Step-by-step instructions for quick and easy DIY projects that will spruce up your space — all within 24 hours (or less!).
Entryway decoration is the first thing people notice when entering your home, so it's important to get it right. A functional entryway space provides you with storage for keys and mail, but it's also the visual focus when you enter a home. We loved the idea of a having a chunky wooden entryway shelf where we could place vases, catch-all trays and dishes, and other decorative accessories. You're probably familiar with the Lack shelf (we've all owned one at some point, right?) Well, we've taken this basic floating shelf and given it a chic makeover with a simple roll of contact paper!
Unwrap your roll of contact paper.
Roll it out and place your shelf on top.
Slide the back of the Lack shelf against the longest edge of the contact paper. (You don't want to cover the back of the shelf because this is where the fixtures and wall fittings are.)
Draw all around the shelf using a pen. Be sure to leave enough excess paper to wrap up and around the sides of the shelf.

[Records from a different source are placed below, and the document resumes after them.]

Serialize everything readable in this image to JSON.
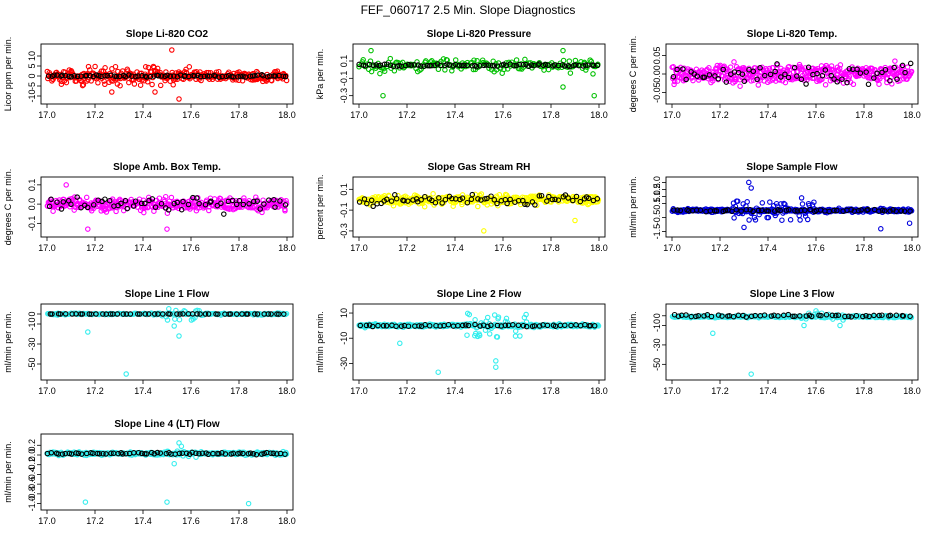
{
  "figure": {
    "title": "FEF_060717  2.5 Min. Slope Diagnostics"
  },
  "chart_data": [
    {
      "type": "scatter",
      "title": "Slope Li-820 CO2",
      "ylabel": "Licor ppm per min.",
      "xlim": [
        17.0,
        18.0
      ],
      "ylim": [
        -12,
        14
      ],
      "x_ticks": [
        17.0,
        17.2,
        17.4,
        17.6,
        17.8,
        18.0
      ],
      "x_tick_labels": [
        "17.0",
        "17.2",
        "17.4",
        "17.6",
        "17.8",
        "18.0"
      ],
      "y_ticks": [
        -10,
        -5,
        0,
        5,
        10
      ],
      "y_tick_labels": [
        "-10",
        "-5",
        "0",
        "5",
        "10"
      ],
      "series": [
        {
          "name": "all",
          "color": "#ff0000",
          "n": 360,
          "center": 0,
          "spread": 2.5,
          "outliers": [
            [
              17.52,
              13.0
            ],
            [
              17.55,
              -11.5
            ],
            [
              17.27,
              -8
            ],
            [
              17.45,
              -8
            ]
          ],
          "spike": {
            "from": 17.05,
            "to": 17.6,
            "amp": 5
          }
        },
        {
          "name": "selected",
          "color": "#000000",
          "n": 80,
          "center": 0,
          "spread": 0.5
        }
      ]
    },
    {
      "type": "scatter",
      "title": "Slope Li-820 Pressure",
      "ylabel": "kPa per min.",
      "xlim": [
        17.0,
        18.0
      ],
      "ylim": [
        -0.35,
        0.25
      ],
      "x_ticks": [
        17.0,
        17.2,
        17.4,
        17.6,
        17.8,
        18.0
      ],
      "x_tick_labels": [
        "17.0",
        "17.2",
        "17.4",
        "17.6",
        "17.8",
        "18.0"
      ],
      "y_ticks": [
        -0.3,
        -0.1,
        0.1
      ],
      "y_tick_labels": [
        "-0.3",
        "-0.1",
        "0.1"
      ],
      "series": [
        {
          "name": "all",
          "color": "#00c000",
          "n": 180,
          "center": 0.05,
          "spread": 0.06,
          "outliers": [
            [
              17.1,
              -0.3
            ],
            [
              17.98,
              -0.3
            ],
            [
              17.85,
              -0.2
            ],
            [
              17.05,
              0.22
            ],
            [
              17.85,
              0.22
            ]
          ],
          "spike": {
            "from": 17.0,
            "to": 18.0,
            "amp": 0.1
          }
        },
        {
          "name": "selected",
          "color": "#000000",
          "n": 80,
          "center": 0.05,
          "spread": 0.015
        }
      ]
    },
    {
      "type": "scatter",
      "title": "Slope Li-820 Temp.",
      "ylabel": "degrees C per min.",
      "xlim": [
        17.0,
        18.0
      ],
      "ylim": [
        -0.07,
        0.07
      ],
      "x_ticks": [
        17.0,
        17.2,
        17.4,
        17.6,
        17.8,
        18.0
      ],
      "x_tick_labels": [
        "17.0",
        "17.2",
        "17.4",
        "17.6",
        "17.8",
        "18.0"
      ],
      "y_ticks": [
        -0.05,
        0.0,
        0.05
      ],
      "y_tick_labels": [
        "-0.05",
        "0.00",
        "0.05"
      ],
      "series": [
        {
          "name": "all",
          "color": "#ff00ff",
          "n": 420,
          "center": 0,
          "spread": 0.025,
          "outliers": [],
          "spike": {
            "from": 17.0,
            "to": 18.0,
            "amp": 0.02
          }
        },
        {
          "name": "selected",
          "color": "#000000",
          "n": 60,
          "center": 0,
          "spread": 0.03
        }
      ]
    },
    {
      "type": "scatter",
      "title": "Slope Amb. Box Temp.",
      "ylabel": "degrees C per min.",
      "xlim": [
        17.0,
        18.0
      ],
      "ylim": [
        -0.15,
        0.12
      ],
      "x_ticks": [
        17.0,
        17.2,
        17.4,
        17.6,
        17.8,
        18.0
      ],
      "x_tick_labels": [
        "17.0",
        "17.2",
        "17.4",
        "17.6",
        "17.8",
        "18.0"
      ],
      "y_ticks": [
        -0.1,
        0.0,
        0.1
      ],
      "y_tick_labels": [
        "-0.1",
        "0.0",
        "0.1"
      ],
      "series": [
        {
          "name": "all",
          "color": "#ff00ff",
          "n": 360,
          "center": 0.0,
          "spread": 0.04,
          "outliers": [
            [
              17.17,
              -0.13
            ],
            [
              17.5,
              -0.13
            ],
            [
              17.08,
              0.1
            ]
          ],
          "spike": {
            "from": 17.0,
            "to": 18.0,
            "amp": 0.02
          }
        },
        {
          "name": "selected",
          "color": "#000000",
          "n": 60,
          "center": 0.0,
          "spread": 0.035
        }
      ]
    },
    {
      "type": "scatter",
      "title": "Slope Gas Stream RH",
      "ylabel": "percent per min.",
      "xlim": [
        17.0,
        18.0
      ],
      "ylim": [
        -0.32,
        0.18
      ],
      "x_ticks": [
        17.0,
        17.2,
        17.4,
        17.6,
        17.8,
        18.0
      ],
      "x_tick_labels": [
        "17.0",
        "17.2",
        "17.4",
        "17.6",
        "17.8",
        "18.0"
      ],
      "y_ticks": [
        -0.3,
        -0.1,
        0.1
      ],
      "y_tick_labels": [
        "-0.3",
        "-0.1",
        "0.1"
      ],
      "series": [
        {
          "name": "all",
          "color": "#ffff00",
          "n": 360,
          "center": 0.0,
          "spread": 0.05,
          "outliers": [
            [
              17.52,
              -0.3
            ],
            [
              17.9,
              -0.2
            ]
          ],
          "spike": {
            "from": 17.0,
            "to": 18.0,
            "amp": 0.03
          }
        },
        {
          "name": "selected",
          "color": "#000000",
          "n": 70,
          "center": 0.0,
          "spread": 0.05
        }
      ]
    },
    {
      "type": "scatter",
      "title": "Slope Sample Flow",
      "ylabel": "ml/min per min.",
      "xlim": [
        17.0,
        18.0
      ],
      "ylim": [
        -1.6,
        2.1
      ],
      "x_ticks": [
        17.0,
        17.2,
        17.4,
        17.6,
        17.8,
        18.0
      ],
      "x_tick_labels": [
        "17.0",
        "17.2",
        "17.4",
        "17.6",
        "17.8",
        "18.0"
      ],
      "y_ticks": [
        -1.5,
        -0.5,
        0.5,
        1.5
      ],
      "y_tick_labels": [
        "-1.5",
        "-0.5",
        "0.5",
        "1.0",
        "1.5",
        "2.0"
      ],
      "y_label_ticks": [
        -1.5,
        -0.5,
        0.5,
        1.0,
        1.5,
        2.0
      ],
      "series": [
        {
          "name": "all",
          "color": "#0000dd",
          "n": 400,
          "center": 0.0,
          "spread": 0.12,
          "outliers": [
            [
              17.32,
              2.0
            ],
            [
              17.33,
              1.6
            ],
            [
              17.3,
              -1.2
            ],
            [
              17.87,
              -1.3
            ],
            [
              17.99,
              -0.9
            ],
            [
              17.54,
              0.9
            ]
          ],
          "spike": {
            "from": 17.25,
            "to": 17.6,
            "amp": 0.7
          }
        },
        {
          "name": "selected",
          "color": "#000000",
          "n": 60,
          "center": 0.0,
          "spread": 0.08
        }
      ]
    },
    {
      "type": "scatter",
      "title": "Slope Line 1 Flow",
      "ylabel": "ml/min per min.",
      "xlim": [
        17.0,
        18.0
      ],
      "ylim": [
        -62,
        6
      ],
      "x_ticks": [
        17.0,
        17.2,
        17.4,
        17.6,
        17.8,
        18.0
      ],
      "x_tick_labels": [
        "17.0",
        "17.2",
        "17.4",
        "17.6",
        "17.8",
        "18.0"
      ],
      "y_ticks": [
        -50,
        -30,
        -10,
        0
      ],
      "y_tick_labels": [
        "-50",
        "-30",
        "-10",
        "0"
      ],
      "series": [
        {
          "name": "all",
          "color": "#33eeee",
          "n": 220,
          "center": 0.0,
          "spread": 0.8,
          "outliers": [
            [
              17.33,
              -60
            ],
            [
              17.17,
              -18
            ],
            [
              17.53,
              -12
            ],
            [
              17.55,
              -22
            ],
            [
              17.62,
              3
            ]
          ],
          "spike": {
            "from": 17.48,
            "to": 17.65,
            "amp": 6
          }
        },
        {
          "name": "selected",
          "color": "#000000",
          "n": 55,
          "center": 0.0,
          "spread": 0.1
        }
      ]
    },
    {
      "type": "scatter",
      "title": "Slope Line 2 Flow",
      "ylabel": "ml/min per min.",
      "xlim": [
        17.0,
        18.0
      ],
      "ylim": [
        -40,
        14
      ],
      "x_ticks": [
        17.0,
        17.2,
        17.4,
        17.6,
        17.8,
        18.0
      ],
      "x_tick_labels": [
        "17.0",
        "17.2",
        "17.4",
        "17.6",
        "17.8",
        "18.0"
      ],
      "y_ticks": [
        -30,
        -10,
        10
      ],
      "y_tick_labels": [
        "-30",
        "-10",
        "10"
      ],
      "series": [
        {
          "name": "all",
          "color": "#33eeee",
          "n": 360,
          "center": 0.0,
          "spread": 1.2,
          "outliers": [
            [
              17.33,
              -37
            ],
            [
              17.57,
              -33
            ],
            [
              17.57,
              -28
            ],
            [
              17.17,
              -14
            ]
          ],
          "spike": {
            "from": 17.45,
            "to": 17.7,
            "amp": 10
          }
        },
        {
          "name": "selected",
          "color": "#000000",
          "n": 55,
          "center": 0.0,
          "spread": 0.8
        }
      ]
    },
    {
      "type": "scatter",
      "title": "Slope Line 3 Flow",
      "ylabel": "ml/min per min.",
      "xlim": [
        17.0,
        18.0
      ],
      "ylim": [
        -62,
        8
      ],
      "x_ticks": [
        17.0,
        17.2,
        17.4,
        17.6,
        17.8,
        18.0
      ],
      "x_tick_labels": [
        "17.0",
        "17.2",
        "17.4",
        "17.6",
        "17.8",
        "18.0"
      ],
      "y_ticks": [
        -50,
        -30,
        -10,
        0
      ],
      "y_tick_labels": [
        "-50",
        "-30",
        "-10",
        "0"
      ],
      "series": [
        {
          "name": "all",
          "color": "#33eeee",
          "n": 260,
          "center": -1.0,
          "spread": 1.0,
          "outliers": [
            [
              17.33,
              -60
            ],
            [
              17.17,
              -18
            ],
            [
              17.55,
              -10
            ],
            [
              17.7,
              -10
            ],
            [
              17.6,
              5
            ]
          ],
          "spike": {
            "from": 17.5,
            "to": 17.75,
            "amp": 4
          }
        },
        {
          "name": "selected",
          "color": "#000000",
          "n": 55,
          "center": 0.0,
          "spread": 1.2
        }
      ]
    },
    {
      "type": "scatter",
      "title": "Slope Line 4 (LT) Flow",
      "ylabel": "ml/min per min.",
      "xlim": [
        17.0,
        18.0
      ],
      "ylim": [
        -1.05,
        0.35
      ],
      "x_ticks": [
        17.0,
        17.2,
        17.4,
        17.6,
        17.8,
        18.0
      ],
      "x_tick_labels": [
        "17.0",
        "17.2",
        "17.4",
        "17.6",
        "17.8",
        "18.0"
      ],
      "y_ticks": [
        -1.0,
        -0.6,
        -0.2,
        0.2
      ],
      "y_tick_labels": [
        "-1.0",
        "-0.8",
        "-0.6",
        "-0.4",
        "-0.2",
        "0.0",
        "0.2"
      ],
      "y_label_ticks": [
        -1.0,
        -0.8,
        -0.6,
        -0.4,
        -0.2,
        0.0,
        0.2
      ],
      "series": [
        {
          "name": "all",
          "color": "#33eeee",
          "n": 360,
          "center": 0.03,
          "spread": 0.03,
          "outliers": [
            [
              17.16,
              -0.97
            ],
            [
              17.5,
              -0.97
            ],
            [
              17.84,
              -1.0
            ],
            [
              17.55,
              0.25
            ],
            [
              17.53,
              -0.18
            ],
            [
              17.56,
              0.18
            ]
          ],
          "spike": {
            "from": 17.45,
            "to": 17.65,
            "amp": 0.08
          }
        },
        {
          "name": "selected",
          "color": "#000000",
          "n": 70,
          "center": 0.03,
          "spread": 0.02
        }
      ]
    }
  ]
}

Once you've marked out the shelf onto the contact paper, draw another border 2 1/2 inches wide all around it. (The sides of the Lack shelf measure 2 inches deep, so this will leave plenty of contact paper to wrap around.) Trim off any excess paper using scissors or a craft knife.
Peel the back of the contact paper off where you marked out the body of the shelf.
Place the sticky side onto the top of your shelf. Work from one corner, smoothing out any air bubbles as you apply it. Sometimes it helps to use the edge of a credit card to smooth out the air bubbles.
Flip the shelf over and remove the paper backing from the contact paper along one side. Smooth the paper into place.
Use a craft knife to trim off the excess to create a nice clean edge.
Remove the backing along the remaining sides, smooth the contact paper down, and trim off the excess.
The top and sides of the shelf are now completely covered.
Cover the bottom of the shelf with contact paper and trim the edges. The are two pre-cut screw holes in the underside of the shelf that are used to secure the shelf to the wall fixture — just cut around them with a knife so they're not hidden when you're fixing the shelf to the wall later.
Once fully covered you can mount your wall shelf to finish! (Follow the instructions that come with the Lack shelf from IKEA.)